Important factors that could cause actual results to differ materially from estimates or projections in the forward-looking statements include:

  • Playtika’s ability to initiate and complete the takeover offer, including Playtika’s ability to comply with the terms of the takeover offer and the number of shares Playtika may purchase pursuant to the takeover offer;
  • Playtika’s ability to achieve the benefits contemplated by the offer;
  • Any adverse effects the takeover offer may have on Playtika and the trading market for Playtika’s common stock;
  • Playtika’s reliance on third-party platforms such as iOS App Store Facebook and Google Play Store, to distribute Playtika’s games and collect revenue, and the risk that such platforms may adversely change their policies;
  • Playtika’s reliance on a limited number of games to generate most of its revenue;
  • Playtika’s reliance on a small percentage of the total number of users to generate most of its revenue;
  • Playtika’s free-to-play business model and the value of virtual items sold in Playtika’s games is highly dependent on how Playtika manages game revenue and pricing models;
  • Playtika’s inability to complete acquisitions and successfully integrate acquired companies could limit its growth or disrupt its plans and operations;
  • Playtika may not be able to successfully develop new games;
  • Playtika’s ability to compete in a highly competitive industry with low barriers to entry;
  • Playtika has significant indebtedness and is subject to the obligations and restrictive covenants under its debt instruments;
  • the impact of the COVID-19 pandemic on Playtika’s business and the economy as a whole;
  • the impact of an economic recession or periods of increased inflation, and any reductions in household spending on the types of discretionary entertainment Playtika offers;
  • Playtika’s controlled operating status;
  • changes in the financial situation or liquidity requirements of, or any regulatory rules or requirements applicable to Playtika’s controlling shareholder group;
  • the number of Shares that the Giant/Alpha Group will offer;
  • legal or regulatory restrictions or procedures may adversely affect Playtika’s business and limit the growth of Playtika’s business;
  • risks associated with Playtika’s international operations and property, including Playtika’s significant operations in Israel , Ukraine and Belarus and the fact that Playtika’s controlling shareholder group includes a Chinese-owned company;
  • Playtika’s reliance on key personnel;
  • security breaches or other disruptions could compromise Playtika’s information or the information of its players and expose Playtika to liability; and
  • Playtika’s inability to protect its intellectual property and proprietary information may adversely affect Playtika’s business.
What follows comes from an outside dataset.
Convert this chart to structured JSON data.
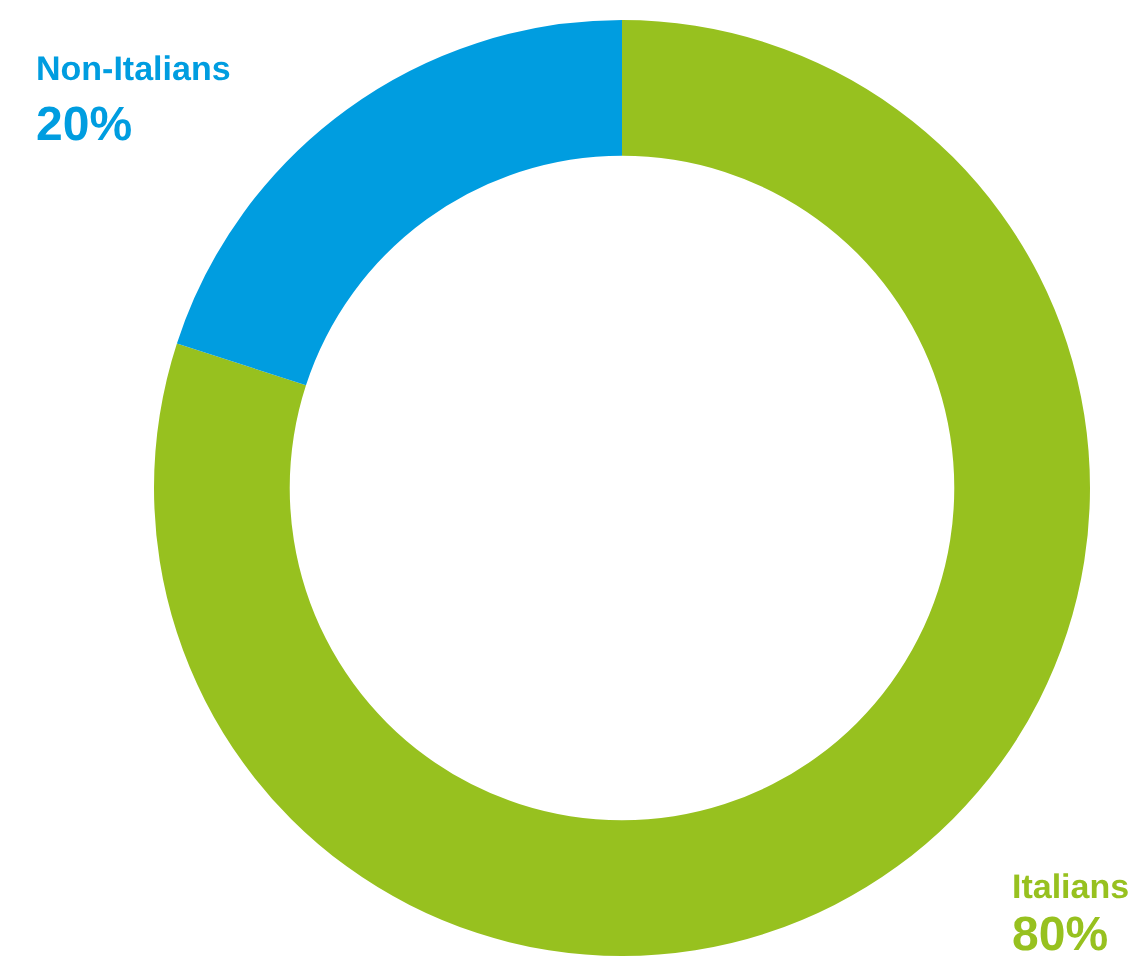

Additional factors that could cause future events and actual results, financial or otherwise, to differ materially from those discussed in or implied by the forward-looking statements, include the risks and uncertainties discussed in Playtika’s filings with the Securities and Exchange Commission. While Playtika believes that the expectations reflected in the forward-looking statements are reasonable, Playtika makes no representation that the future results, activity levels, performance or events and conditions reflected in the forward-looking statements will be achieved or results should not be taken as an indication of future performance. Given these risks and uncertainties, readers are cautioned not to place undue reliance on such forward-looking statements.

Except as required by law, Playtika assumes no obligation to update any forward-looking statements for any reason to reflect these statements with actual results or with changes in Playtika’s expectations.